QBKPN anti-tumor efficacy required NK cells and the NKG2D pathway. (A) Mice were treated with anti-NK1.1 antibody or left untreated. The ratio of black pixels (surface B16F10 melanoma tumors) for mice administered with QBKPN to mice untreated from day −10 until euthanasia at day 14. (B) Quantitative RT-PCR of Granzyme B (GzmB), Granzyme A (GzmA) and Perforin 1 (Pfr1) in the lungs of mice administered placebo or QBKPN from day −10 until euthanasia at day 17, in the B16F10 model. (C) Granzyme B protein level in the lungs of mice administered placebo or QBKPN from day −10 until euthanasia at day 17, in the B16F10 lung cancer model. (D) Tumor levels in the lungs of wildtype and NKG2D^−/− mice administered QBKPN or placebo from day −10 until euthanasia at day 11, in the B16F10 lung cancer model, measured by quantitative RT-PCR of Tyr. (E) Rae1⁺ cells as a percentage of red fluorescent protein (RFP) tagged LLC cells in the lungs of mice administered placebo or QBKPN from day −10 until euthanasia at day 15, in the LLC lung cancer model. (G) Rae1⁺ cells as a percentage of CD45⁺ cells in the lungs of mice administered QBKPN or placebo from day −10 until day 17, in the B16F10 lung cancer model.
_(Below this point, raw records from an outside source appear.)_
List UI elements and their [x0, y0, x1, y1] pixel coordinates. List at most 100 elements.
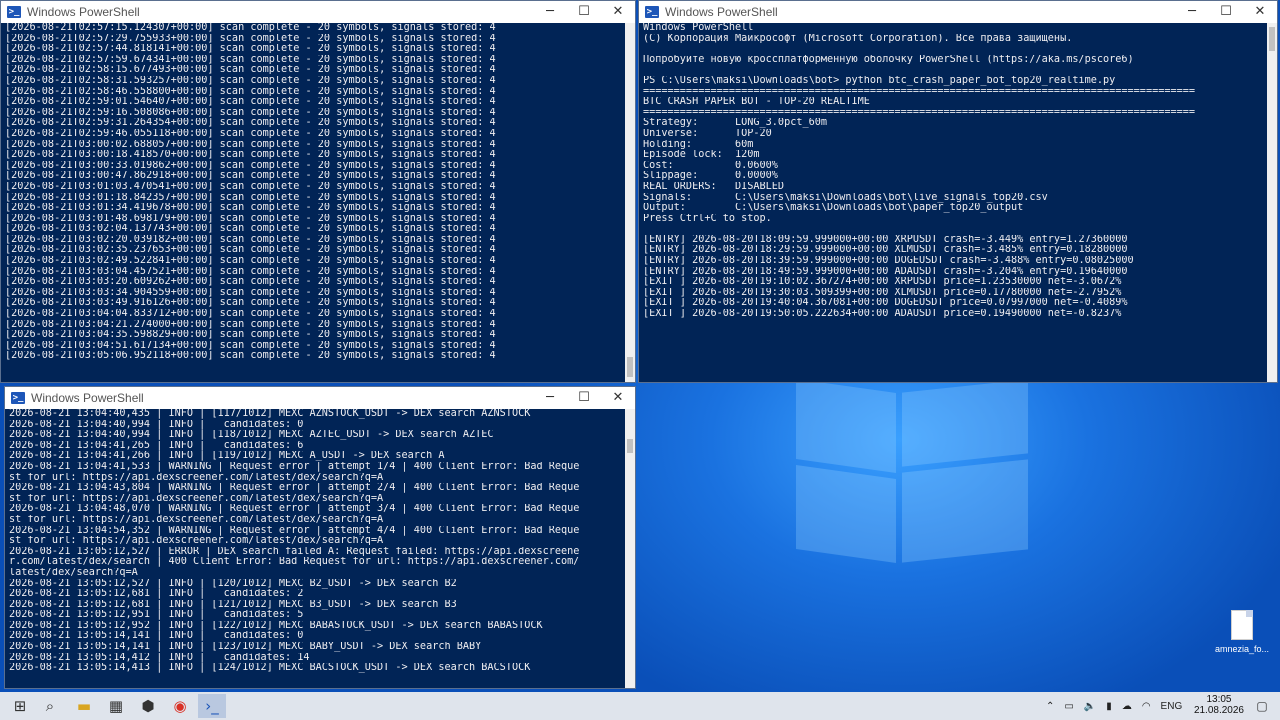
- network-icon[interactable]: ▭: [1064, 701, 1073, 712]
- chrome-icon[interactable]: ◉: [166, 694, 194, 718]
- console-line: Signals: C:\Users\maksi\Downloads\bot\li…: [643, 192, 1048, 203]
- console-line: [2026-08-21T03:02:04.137743+00:00] scan …: [5, 224, 496, 235]
- console-line: ========================================…: [643, 86, 1196, 97]
- console-line: [2026-08-21T03:03:34.904559+00:00] scan …: [5, 287, 496, 298]
- console-line: Output: C:\Users\maksi\Downloads\bot\pap…: [643, 203, 1024, 214]
- powershell-icon[interactable]: ›_: [198, 694, 226, 718]
- scrollbar-thumb[interactable]: [627, 439, 633, 453]
- console-line: 2026-08-21 13:04:40,994 | INFO | candida…: [9, 419, 304, 430]
- console-line: st for url: https://api.dexscreener.com/…: [9, 514, 384, 525]
- console-output[interactable]: 2026-08-21 13:04:40,435 | INFO | [117/10…: [9, 409, 623, 688]
- cloud-icon[interactable]: ☁: [1122, 701, 1132, 712]
- console-line: [2026-08-21T02:59:46.055118+00:00] scan …: [5, 128, 496, 139]
- window-title: Windows PowerShell: [27, 5, 140, 19]
- maximize-button[interactable]: ☐: [567, 1, 601, 23]
- console-line: [2026-08-21T03:00:02.688057+00:00] scan …: [5, 139, 496, 150]
- console-line: (C) Корпорация Майкрософт (Microsoft Cor…: [643, 33, 1073, 44]
- console-line: 2026-08-21 13:04:41,266 | INFO | [119/10…: [9, 451, 445, 462]
- scrollbar-thumb[interactable]: [627, 357, 633, 377]
- console-line: [ENTRY] 2026-08-20T18:49:59.999000+00:00…: [643, 266, 1128, 277]
- console-line: 2026-08-21 13:04:41,265 | INFO | candida…: [9, 440, 304, 451]
- console-line: [2026-08-21T02:59:16.508086+00:00] scan …: [5, 107, 496, 118]
- console-line: PS C:\Users\maksi\Downloads\bot> python …: [643, 75, 1116, 86]
- clock-time: 13:05: [1206, 694, 1232, 705]
- calculator-icon[interactable]: ▦: [102, 694, 130, 718]
- close-button[interactable]: ✕: [1243, 1, 1277, 23]
- desktop-file-label: amnezia_fo...: [1214, 644, 1270, 654]
- console-line: [2026-08-21T03:00:47.862918+00:00] scan …: [5, 171, 496, 182]
- console-line: 2026-08-21 13:05:14,141 | INFO | [123/10…: [9, 642, 482, 653]
- console-line: [EXIT ] 2026-08-20T19:30:03.509399+00:00…: [643, 287, 1122, 298]
- vertical-scrollbar[interactable]: [1267, 23, 1277, 382]
- console-line: [2026-08-21T03:03:04.457521+00:00] scan …: [5, 266, 496, 277]
- chevron-up-icon[interactable]: ⌃: [1046, 701, 1054, 712]
- window-titlebar[interactable]: >_ Windows PowerShell ─ ☐ ✕: [1, 1, 635, 23]
- console-output[interactable]: [2026-08-21T02:57:15.124307+00:00] scan …: [5, 23, 623, 382]
- console-line: [2026-08-21T02:57:59.674341+00:00] scan …: [5, 54, 496, 65]
- console-line: Cost: 0.0600%: [643, 160, 778, 171]
- system-tray: ⌃ ▭ 🔈 ▮ ☁ ◠ ENG: [1046, 692, 1182, 720]
- wallpaper-light-beam: [902, 379, 1028, 467]
- close-button[interactable]: ✕: [601, 387, 635, 409]
- console-line: [2026-08-21T02:59:31.264354+00:00] scan …: [5, 118, 496, 129]
- console-line: 2026-08-21 13:05:14,412 | INFO | candida…: [9, 652, 310, 663]
- console-line: Slippage: 0.0000%: [643, 171, 778, 182]
- vertical-scrollbar[interactable]: [625, 409, 635, 688]
- minimize-button[interactable]: ─: [533, 387, 567, 409]
- notifications-icon[interactable]: ▢: [1248, 694, 1276, 718]
- volume-icon[interactable]: 🔈: [1084, 701, 1096, 712]
- console-line: [2026-08-21T03:01:34.419678+00:00] scan …: [5, 203, 496, 214]
- console-line: Universe: TOP-20: [643, 128, 772, 139]
- console-line: [2026-08-21T02:58:46.558800+00:00] scan …: [5, 86, 496, 97]
- wifi-icon[interactable]: ◠: [1142, 701, 1151, 712]
- wallpaper-light-beam: [796, 378, 896, 474]
- file-explorer-icon[interactable]: ▬: [70, 694, 98, 718]
- powershell-window-paper-bot[interactable]: >_ Windows PowerShell ─ ☐ ✕ Windows Powe…: [638, 0, 1278, 383]
- windows-start-icon[interactable]: ⊞: [6, 694, 34, 718]
- minimize-button[interactable]: ─: [1175, 1, 1209, 23]
- console-line: [2026-08-21T03:01:03.470541+00:00] scan …: [5, 181, 496, 192]
- console-line: BTC CRASH PAPER BOT - TOP-20 REALTIME: [643, 97, 870, 108]
- console-line: [2026-08-21T03:02:20.039182+00:00] scan …: [5, 234, 496, 245]
- clock-date: 21.08.2026: [1193, 705, 1244, 716]
- console-line: [2026-08-21T02:59:01.546407+00:00] scan …: [5, 97, 496, 108]
- console-line: Windows PowerShell: [643, 23, 754, 33]
- powershell-icon: >_: [645, 6, 659, 18]
- console-line: [2026-08-21T02:58:15.677493+00:00] scan …: [5, 65, 496, 76]
- vpn-icon[interactable]: ⬢: [134, 694, 162, 718]
- battery-icon[interactable]: ▮: [1106, 701, 1112, 712]
- powershell-icon: >_: [7, 6, 21, 18]
- taskbar-clock[interactable]: 13:05 21.08.2026: [1194, 694, 1244, 716]
- maximize-button[interactable]: ☐: [1209, 1, 1243, 23]
- console-line: 2026-08-21 13:05:12,527 | ERROR | DEX se…: [9, 546, 580, 557]
- powershell-window-dex-search[interactable]: >_ Windows PowerShell ─ ☐ ✕ 2026-08-21 1…: [4, 386, 636, 689]
- console-line: [2026-08-21T03:03:20.609262+00:00] scan …: [5, 277, 496, 288]
- console-line: st for url: https://api.dexscreener.com/…: [9, 472, 384, 483]
- console-line: 2026-08-21 13:04:41,533 | WARNING | Requ…: [9, 461, 580, 472]
- maximize-button[interactable]: ☐: [567, 387, 601, 409]
- console-line: 2026-08-21 13:05:12,681 | INFO | candida…: [9, 589, 304, 600]
- language-indicator[interactable]: ENG: [1161, 701, 1183, 712]
- close-button[interactable]: ✕: [601, 1, 635, 23]
- console-line: 2026-08-21 13:04:40,435 | INFO | [117/10…: [9, 409, 531, 419]
- powershell-window-scan-log[interactable]: >_ Windows PowerShell ─ ☐ ✕ [2026-08-21T…: [0, 0, 636, 383]
- console-line: Попробуйте новую кроссплатформенную обол…: [643, 54, 1134, 65]
- console-line: [EXIT ] 2026-08-20T19:10:02.367274+00:00…: [643, 277, 1122, 288]
- window-titlebar[interactable]: >_ Windows PowerShell ─ ☐ ✕: [639, 1, 1277, 23]
- console-line: [2026-08-21T03:00:33.019862+00:00] scan …: [5, 160, 496, 171]
- minimize-button[interactable]: ─: [533, 1, 567, 23]
- search-icon[interactable]: ⌕: [36, 694, 64, 718]
- window-titlebar[interactable]: >_ Windows PowerShell ─ ☐ ✕: [5, 387, 635, 409]
- console-line: [ENTRY] 2026-08-20T18:29:59.999000+00:00…: [643, 245, 1128, 256]
- console-line: 2026-08-21 13:04:43,804 | WARNING | Requ…: [9, 483, 580, 494]
- console-line: _: [9, 684, 623, 688]
- scrollbar-thumb[interactable]: [1269, 27, 1275, 51]
- console-line: st for url: https://api.dexscreener.com/…: [9, 493, 384, 504]
- vertical-scrollbar[interactable]: [625, 23, 635, 382]
- console-output[interactable]: Windows PowerShell (C) Корпорация Майкрос…: [643, 23, 1265, 382]
- desktop-file-icon[interactable]: amnezia_fo...: [1214, 610, 1270, 654]
- wallpaper-light-beam: [902, 459, 1028, 563]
Mean +/− SD shown. N = 5 mice per group. *, P < 0.05; **, P < 0.01 by Student's t-test.

Figure 6.

Blood immunology was changed in patients after 12 weeks of QBKPN treatment. (A) M1 macrophages (CD45⁺CD14⁺HLA-DR⁺CD86⁺) as a percentage of all cells in the blood of patients at screening and after 12 weeks of QBKPN treatment. (B) M2 macrophage marker expressing (CD163⁺) cells as a percentage of all CD14⁺ cells in the blood at screening and after 12 weeks of QBKPN treatment. (C) PD-L1⁺ cells as a percentage of all blood immune cells (CD45⁺) at screening and after 12 weeks of QBKPN treatment. (D) PD-1⁺ cells as a percentage of CD3⁺CD45⁺ cells in the blood at screening and after 12 weeks of QBKPN treatment. ▪, Neoplastic tumor bearing patients; •, pre-neoplastic tumor bearing patients.